The following is a guest post from Rich Rocca, a Pittsburgh-area writer who blogs regularly as the Western PA Wine Pirate.
Sweet wines pay the bills. It’s a common refrain heard up and down the East Coast, and throughout our great Commonwealth, even those winemakers awash in awards for dry wines confirm this. Finding that Pennsylvania winery, then, that exclusively produces dry vinifera wines from their own vineyards can prove quite elusive. I myself was beginning to doubt such a place even existed, quite frankly, until a meandering drive through the beautiful Bedford County countryside led me to Briar Valley Vineyards & Winery.
Though both raised on farms – she on dairy, he on quarter horse – Briar Valley owners Tod and Jean Manspeaker found themselves ensconced in the monotony of the business grind when they had what they like to call their “ahhh moment.” A time when they realized that the special occasions in their lives, when things slowed down, became more serene, more special, all revolved around vineyards and wine.
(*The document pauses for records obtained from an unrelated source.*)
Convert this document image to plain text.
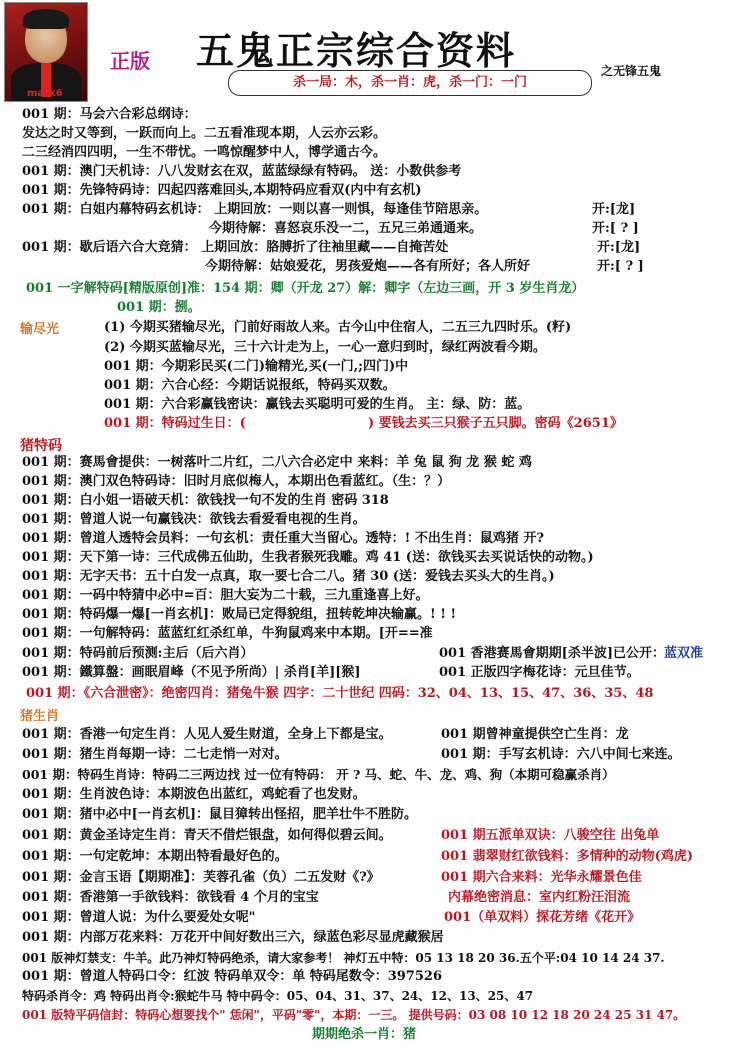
mark6
正版 五鬼正宗综合资料
杀一局：木，杀一肖：虎，杀一门：一门
之无锋五鬼
001 期：马会六合彩总纲诗：
发达之时又等到，一跃而向上。二五看准现本期，人云亦云彩。
二三经消四四明，一生不带忧。一鸣惊醒梦中人，博学通古今。
001 期：澳门天机诗：八八发财玄在双，蓝蓝绿绿有特码。 送：小数供参考
001 期：先锋特码诗：四起四落难回头,本期特码应看双(内中有玄机)
001 期：白姐内幕特码玄机诗： 上期回放：一则以喜一则惧，每逢佳节陪思亲。	开:[龙]
今期待解：喜怒哀乐没一二，五兄三弟通通来。	开:[ ? ]
001 期：歇后语六合大竞猜： 上期回放：胳膊折了往袖里藏——自掩苦处	开:[龙]
今期待解：姑娘爱花，男孩爱炮——各有所好；各人所好	开:[ ? ]
001 一字解特码[精版原创]准：154 期：卿（开龙 27）解：卿字（左边三画，开 3 岁生肖龙）
001 期：捌。
输尽光	(1) 今期买猪输尽光，门前好雨故人来。古今山中住宿人，二五三九四时乐。(籽)
(2) 今期买蓝输尽光，三十六计走为上，一心一意归到时，绿红两波看今期。
001 期：今期彩民买(二门)输精光,买(一门,;四门)中
001 期：六合心经：今期话说报纸，特码买双数。
001 期：六合彩赢钱密诀：赢钱去买聪明可爱的生肖。 主：绿、防：蓝。
001 期：特码过生日：(	) 要钱去买三只猴子五只脚。密码《2651》
猪特码
001 期：赛馬會提供：一树落叶二片红，二八六合必定中 来料：羊 兔 鼠 狗 龙 猴 蛇 鸡
001 期：澳门双色特码诗：旧时月底似梅人，本期出色看蓝红。（生：？）
001 期：白小姐一语破天机：欲钱找一句不发的生肖 密码 318
001 期：曾道人说一句赢钱决：欲钱去看爱看电视的生肖。
001 期：曾道人透特会员料：一句玄机：责任重大当留心。透特：! 不出生肖：鼠鸡猪 开?
001 期：天下第一诗：三代成佛五仙助，生我者猴死我雕。鸡 41 (送：欲钱买去买说话快的动物。)
001 期：无字天书：五十白发一点真，取一要七合二八。猪 30 (送：爱钱去买头大的生肖。)
001 期：一码中特猜中必中=百：胆大妄为二十载，三九重逢喜上好。
001 期：特码爆一爆[一肖玄机]：败局已定得貌组，扭转乾坤决输赢。! ! !
001 期：一句解特码：蓝蓝红红杀红单，牛狗鼠鸡来中本期。[开==准
001 期：特码前后预测:主后（后六肖）	001 香港赛馬會期期[杀半波]已公开： 蓝双准
001 期：鐵算盤：画眠眉峰（不见予所尚）| 杀肖[羊][猴]	001 正版四字梅花诗：元旦佳节。
001 期：《六合泄密》：绝密四肖：猪兔牛猴 四字：二十世纪 四码：32、04、13、15、47、36、35、48
猪生肖
001 期：香港一句定生肖：人见人爱生财道，全身上下都是宝。	001 期曾神童提供空亡生肖：龙
001 期：猪生肖每期一诗：二七走悄一对对。	001 期：手写玄机诗：六八中间七来连。
001 期：特码生肖诗：特码二三两边找 过一位有特码： 开 ? 马、蛇、牛、龙、鸡、狗（本期可稳赢杀肖）
001 期：生肖波色诗：本期波色出蓝红，鸡蛇看了也发财。
001 期：猪中必中[一肖玄机]：鼠目獐转出怪招，肥羊壮牛不胜防。
001 期：黄金圣诗定生肖：青天不借烂银盘，如何得似碧云间。	001 期五派单双诀：八骏空往 出兔单
001 期：一句定乾坤：本期出特看最好色的。	001 翡翠财红欲钱料：多情种的动物(鸡虎)
001 期：金言玉语【期期准】：芙蓉孔雀（负）二五发财《?》	001 期六合来料：光华永耀景色佳
001 期：香港第一手欲钱料：欲钱看 4 个月的宝宝	内幕绝密消息：室内红粉汪泪流
001 期：曾道人说：为什么要爱处女呢"	001（单双料）探花芳绪《花开》
001 期：内部万花来料：万花开中间好数出三六，绿蓝色彩尽显虎藏猴居
001 版神灯禁支：牛羊。此乃神灯特码绝杀，请大家参考！ 神灯五中特：05 13 18 20 36.五个平:04 10 14 24 37.
001 期：曾道人特码口令：红波 特码单双令：单 特码尾数令：397526
特码杀肖令：鸡 特码出肖令:猴蛇牛马 特中码令：05、04、31、37、24、12、13、25、47
001 版特平码信封：特码心想要找个" 恁闲"，平码"零"，本期：一三。 提供号码：03 08 10 12 18 20 24 25 31 47。
期期绝杀一肖：猪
So, naturally, they traded their five-a-week 9-5s for seven-day 5-9s.
To make it even tougher on themselves, the Manspeakers eschewed convention, deciding to focus exclusively on vinefra grapes. “We understood the current wisdom to plant hybrids and have a portfolio of sweet wines,” said winemaker Jean. “But that was not our vision. We believe there are a lot of people in PA who like dry vinifera wines and seek them out, so we felt we could do few good dry wines and remain a small producer.”
“Looking back now, perhaps it was a foolish decision,” she continued. “Because it’s been an uphill struggle. But we’ve had some great help from wine consultants in Virginia such as Michael Shaps and Jeanette Smith, and also take inspiration from Jim Law and the great things he is doing at Linden Vineyards. We think we can achieve the same things in PA… It is definitely the road less traveled and, certainly not an easy one. But I can’t imagine doing it any other way.”
The Manspeakers’ commitment to excellence requires more manual effort day-to-day, like hand picking leaves to allow more sunlight to reach the fruit, rejecting any grapes that don’t meet their high standards, and often translates to higher-cost options, such as top-of-the-line French oak barrels for aging the wine, but they believe this extra effort is reflected in the final product.
First opened in 2007, Briar Valley started on just 3 acres of Bedford land, but in 2011 they expanded to an additional 15 acres on the former Manspeaker quarter horse farm, and are now producing approximately 2000 cases per year. They corrected any mistakes made in the first vineyard by planting the second on a southeastern facing slope with grape varieties more suited to the slate soil. One such example, the Proprietor’s Reserve Estate White 2013 – a blend of 50% Gewurztraminer, 26% Riesling and 24% Chardonnay – which displays crisp lemon and lime on the palate and a driving minerality on the finish, is a brilliant reflection of said terroir.
Briar Valley’s Chardonnay 2012 also shines in the slate-rich soil, resulting in a nicely structured wine that features notes of apple and citrus. Though brisk, it is not as austere as those bone-dry, puckery California Chards currently en vogue.
The Proprietor’s Rose 2012 also benefits from lively acidity; it’s a dry wine made in the French saignée method, resulting in a beautiful salmon color and traditional pink fruit flavors.
On the dark side, the award-winning 2009 Proprietor’s Red (a Bordeaux blend of Petit Verdot, Cabernet Franc and Merlot) is one of the best Pennsylvania reds I have come across. This fruit-forward wine is packed with black cherry and berries and just a hint of French oak, while the tannins and bright acidity blend beautifully into a long smooth finish.
The Cabernet Franc 2010 – perhaps the best way to judge a Pennsylvania winery’s red wine chops – is also excellent. Full bodied with supple tannins, it features Bing cherries and oak spice that’s well-integrated due to the additional bottle aging Jean gives her wines before release.
As I have gotten to know Tod and Jean over two visits to the winery, it is evident that their passion and skill does show through in the wine, and I myself am hopeful that this success will inspire other Western PA winemakers to grow their own dry portfolios.
Briar Valley’s wines are available at the tasting room, as well as their website, briarvalleywinery.com. They are also available at some PA restaurants, including Omni Bedford Springs Resort; The Wooden Angel in Beaver, PA; LeMont in Pittsburgh; Jean Bonnet Tavern; and Golden Eagle Inn and Pub. They also sell their wine on Amazon.